Compute Performance And Striking A Balance
As I was testing Nvidia’s GeForce GTX Titan, but before the company was able to talk in depth about the card’s features, I noticed that double-precision performance was dismally low in diagnostic tools like SiSoftware Sandra. Although it should have been 1/3 the FP32 rate, my results looked more like the 1/24 expected from GeForce GTX 680.
It turns out that, in order to maximize the card’s clock rate and minimize its thermal output, Nvidia purposely forces GK110’s FP64 units to run at 1/8 of the chip’s clock rate by default. Multiply that by the 1:3 ratio of double- to single-precision CUDA cores, and the numbers I saw initially turn out to be correct.
But Nvidia claims this card is the real deal, capable of 4.5 TFLOPS single- and 1.5 TFLOPS double-precision throughput. So, what gives?
It’s improbable that Tesla customers are going to cheap out on gaming cards that lack ECC memory protection, the bundled GPU management/monitoring software, support for GPUDirect, or support for Hyper-Q (Update, 3/5/2013: Nvidia just let us know that Titan supports Dynamic Parallelism and Hyper-Q for CUDA streams, and does not support ECC, the RDMA feature of GPU Direct, or Hyper-Q for MPI connections).

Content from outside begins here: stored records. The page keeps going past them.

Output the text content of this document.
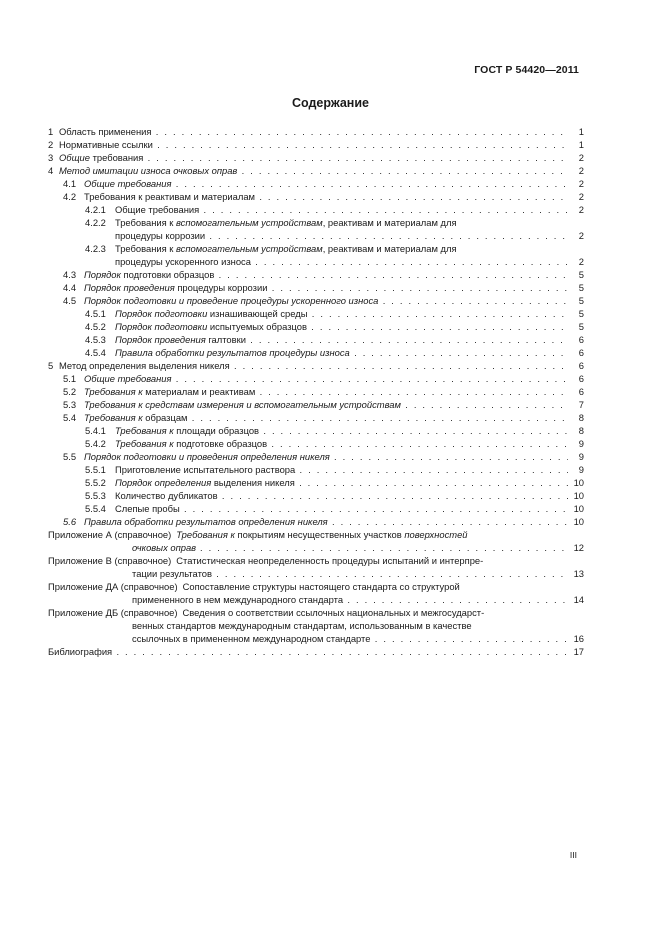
ГОСТ Р 54420—2011
Содержание
1 Область применения . . .	1
2 Нормативные ссылки . . .	1
3 Общие требования . . .	2
4 Метод имитации износа очковых оправ . . .	2
4.1 Общие требования . . .	2
4.2 Требования к реактивам и материалам . . .	2
4.2.1 Общие требования . . .	2
4.2.2 Требования к вспомогательным устройствам, реактивам и материалам для
процедуры коррозии . . .	2
4.2.3 Требования к вспомогательным устройствам, реактивам и материалам для
процедуры ускоренного износа . . .	2
4.3 Порядок подготовки образцов . . .	5
4.4 Порядок проведения процедуры коррозии . . .	5
4.5 Порядок подготовки и проведение процедуры ускоренного износа . . .	5
4.5.1 Порядок подготовки изнашивающей среды . . .	5
4.5.2 Порядок подготовки испытуемых образцов . . .	5
4.5.3 Порядок проведения галтовки . . .	6
4.5.4 Правила обработки результатов процедуры износа . . .	6
5 Метод определения выделения никеля . . .	6
5.1 Общие требования . . .	6
5.2 Требования к материалам и реактивам . . .	6
5.3 Требования к средствам измерения и вспомогательным устройствам . . .	7
5.4 Требования к образцам . . .	8
5.4.1 Требования к площади образцов . . .	8
5.4.2 Требования к подготовке образцов . . .	9
5.5 Порядок подготовки и проведения определения никеля . . .	9
5.5.1 Приготовление испытательного раствора . . .	9
5.5.2 Порядок определения выделения никеля . . .	10
5.5.3 Количество дубликатов . . .	10
5.5.4 Слепые пробы . . .	10
5.6 Правила обработки результатов определения никеля . . .	10
Приложение А (справочное) Требования к покрытиям несущественных участков поверхностей
очковых оправ . . .	12
Приложение В (справочное) Статистическая неопределенность процедуры испытаний и интерпре-
тации результатов . . .	13
Приложение ДА (справочное) Сопоставление структуры настоящего стандарта со структурой
примененного в нем международного стандарта . . .	14
Приложение ДБ (справочное) Сведения о соответствии ссылочных национальных и межгосударст-
венных стандартов международным стандартам, использованным в качестве
ссылочных в примененном международном стандарте . . .	16
Библиография . . .	17
III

However, developers can still get their hands on Titan cards to further promulgate GPU-accelerated apps (without spending close to eight grand on a Tesla K20X), so Nvidia does want to enable GK110’s full compute potential.

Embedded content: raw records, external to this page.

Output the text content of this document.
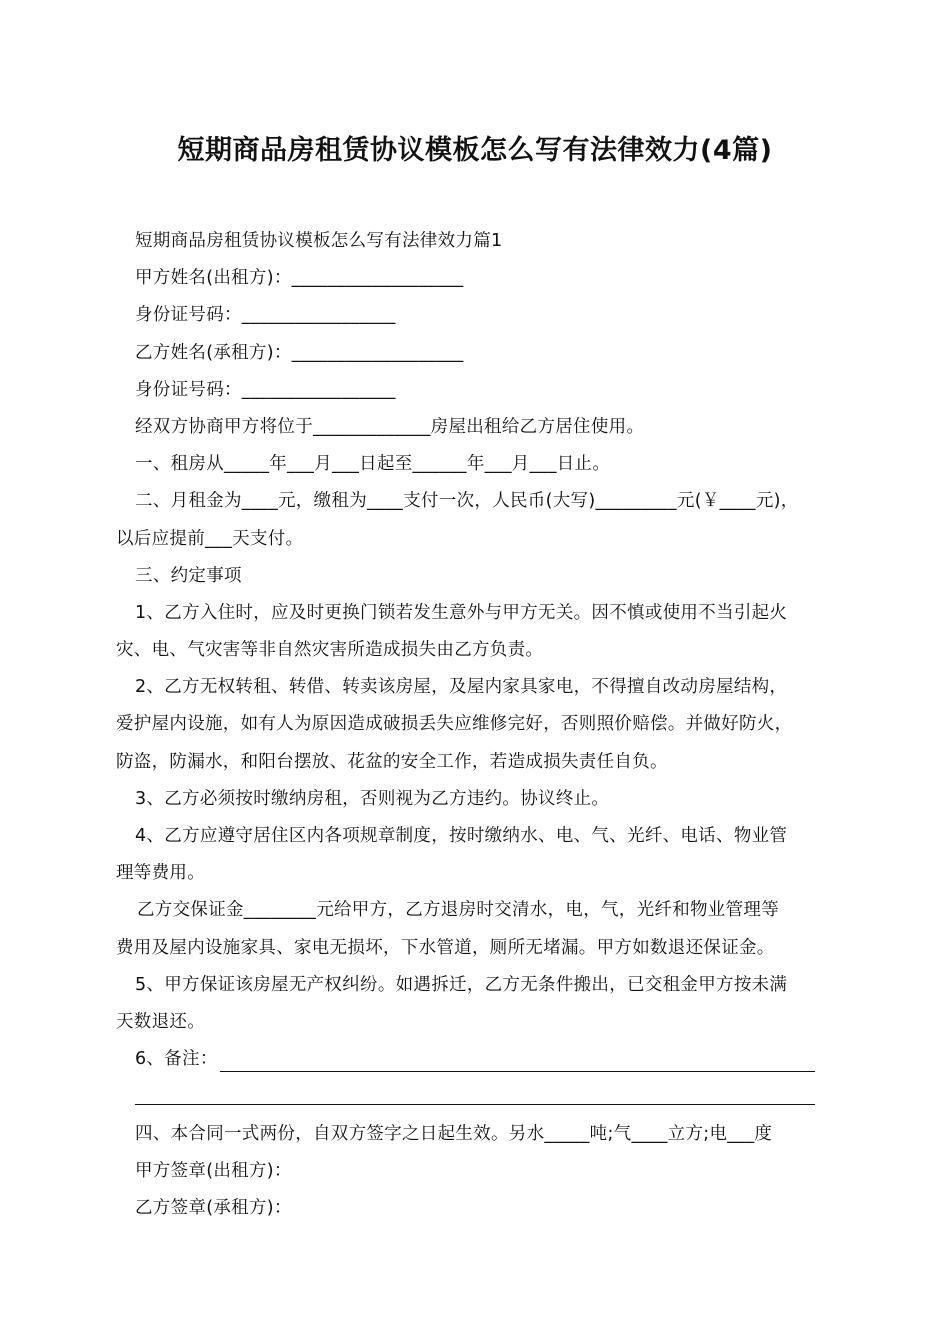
短期商品房租赁协议模板怎么写有法律效力(4篇)
短期商品房租赁协议模板怎么写有法律效力篇1
甲方姓名(出租方)：___________________
身份证号码：_________________
乙方姓名(承租方)：___________________
身份证号码：_________________
经双方协商甲方将位于_____________房屋出租给乙方居住使用。
一、租房从_____年___月___日起至______年___月___日止。
二、月租金为____元，缴租为____支付一次，人民币(大写)_________元(￥____元)，
以后应提前___天支付。
三、约定事项
1、乙方入住时，应及时更换门锁若发生意外与甲方无关。因不慎或使用不当引起火
灾、电、气灾害等非自然灾害所造成损失由乙方负责。
2、乙方无权转租、转借、转卖该房屋，及屋内家具家电，不得擅自改动房屋结构，
爱护屋内设施，如有人为原因造成破损丢失应维修完好，否则照价赔偿。并做好防火，
防盗，防漏水，和阳台摆放、花盆的安全工作，若造成损失责任自负。
3、乙方必须按时缴纳房租，否则视为乙方违约。协议终止。
4、乙方应遵守居住区内各项规章制度，按时缴纳水、电、气、光纤、电话、物业管
理等费用。
乙方交保证金________元给甲方，乙方退房时交清水，电，气，光纤和物业管理等
费用及屋内设施家具、家电无损坏，下水管道，厕所无堵漏。甲方如数退还保证金。
5、甲方保证该房屋无产权纠纷。如遇拆迁，乙方无条件搬出，已交租金甲方按未满
天数退还。
6、备注：
四、本合同一式两份，自双方签字之日起生效。另水_____吨;气____立方;电___度
甲方签章(出租方)：
乙方签章(承租方)：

Tapping in to the full-speed FP64 CUDA cores requires opening the driver control panel, clicking the Manage 3D Settings link, scrolling down to the CUDA – Double precision line item, and selecting your GeForce GTX Titan card. This effectively disables GPU Boost, so you’d only want to toggle it on if you specifically needed to spin up the FP64 cores.
We can confirm the option unlocks GK110’s compute potential, but we cannot yet share our benchmark results. So, you’ll need to look out for those in a couple of days.